The Paperless Office
Predicting a paperless future has been de rigeur for decades, but the Earthtone survey shows that most employed adults (58 percent) think that the paperless office is unlikely to become a reality any time soon.
People's preference for print offers one explanation for this widespread skepticism. Nearly two out of three (64 percent) workers prefer ink on paper to a computer screen when it comes to reading. Interestingly, even workers in technology and telecommunications companies agreed that reading in print was easier than reading online, with 70 percent preferring paper, as compared to 57 percent of adults employed in the banking, finance, and insurance industries.[1]
However, employee preference may not be the primary reason why nearly six out of ten don't envision working in a paperless office in the next five years. In fact, businesses depend on print because some compliance rules require them to retain records in hardcopy. As a result, print will continue to be a mission critical business function until regulators decide to accept digital record-keeping.
What's Next for Hardcopy?
While a challenging economic climate may have eroded most consumers' commitment to the environment, with two in three U.S. adults (67 percent) agreeing that they care more about saving money than "being green," companies' commitment to the environment remains strong, with only 11 percent of employed adults reporting that their company is now less likely to choose "green" products if it means spending more money. An often-overlooked opportunity for these businesses lies in changing workers' printing habits. For many small businesses, outsourced printing is a cost-efficient way to be green.
In addition to investing in print hardware that rarely operates at capacity, otherwise cost-conscious businesses regularly find themselves paying more than they have to for ink, paper, and other consumables. The cost of maintaining extensive in-house print capacity is compounded by gratuitous usage. Each printed page costs only a few pennies and employees are very unlikely to consider the aggregate cost of unnecessary printing to the business they work for.
In fact, according to the survey, nearly four out of five workers whose company outsources at least some of their printing (79 percent) said that they do so at least once a year. Because printing out-of-house bears a more obvious – albeit lower – cost, it is rare to find people using a print shop unnecessarily.

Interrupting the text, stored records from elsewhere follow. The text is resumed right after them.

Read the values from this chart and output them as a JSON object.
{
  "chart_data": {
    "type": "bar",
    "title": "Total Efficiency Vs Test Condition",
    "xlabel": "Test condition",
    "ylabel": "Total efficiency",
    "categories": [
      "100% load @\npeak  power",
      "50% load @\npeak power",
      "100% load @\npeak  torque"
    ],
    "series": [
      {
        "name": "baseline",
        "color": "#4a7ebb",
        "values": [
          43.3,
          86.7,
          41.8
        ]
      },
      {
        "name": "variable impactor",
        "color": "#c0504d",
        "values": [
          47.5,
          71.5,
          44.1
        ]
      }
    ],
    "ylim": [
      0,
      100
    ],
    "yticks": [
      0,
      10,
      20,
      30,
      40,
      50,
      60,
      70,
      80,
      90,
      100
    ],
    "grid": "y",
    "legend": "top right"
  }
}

In addition to cutting costs and minimizing waste, printing through the cloud makes it easier for environmentally-responsible businesses to reduce their carbon footprint. By using Earthtone – a service that offers free carbon offsets on every print job – businesses and users can find, compare and choose one of a growing number of greener suppliers for their outsourced printing needs.
Additional findings from the survey include the following:
·  68 percent of employed adults feel more comfortable when they have something on paper than on screen.
·  64 percent of employed adults say reading in print is easier than reading on screen.
·  One fourth of employed adults (26 percent) report that their company outsources its printing at least once a year, and one fifth (19 percent) say their employer orders prints online at least once yearly.
·  Less than half of employed adults (42 percent) think the paperless office will become a reality at the companies they work for in the next five years.
The survey covered a range of topics, including:
·  Corporate and personal attitudes toward green procurement.
·  Online shopping trends amongst businesses.
·  Preferred media amongst consumers.
Survey Methodology
The survey was conducted online by Harris Interactive on behalf of Earthtone between July 14 and July 16, 2009 among 2,265 U.S. adults ages 18+. Data were weighted to be representative of the U.S. adult population. Complete methodology – including weighting variables and subgroup sample sizes – are available upon request.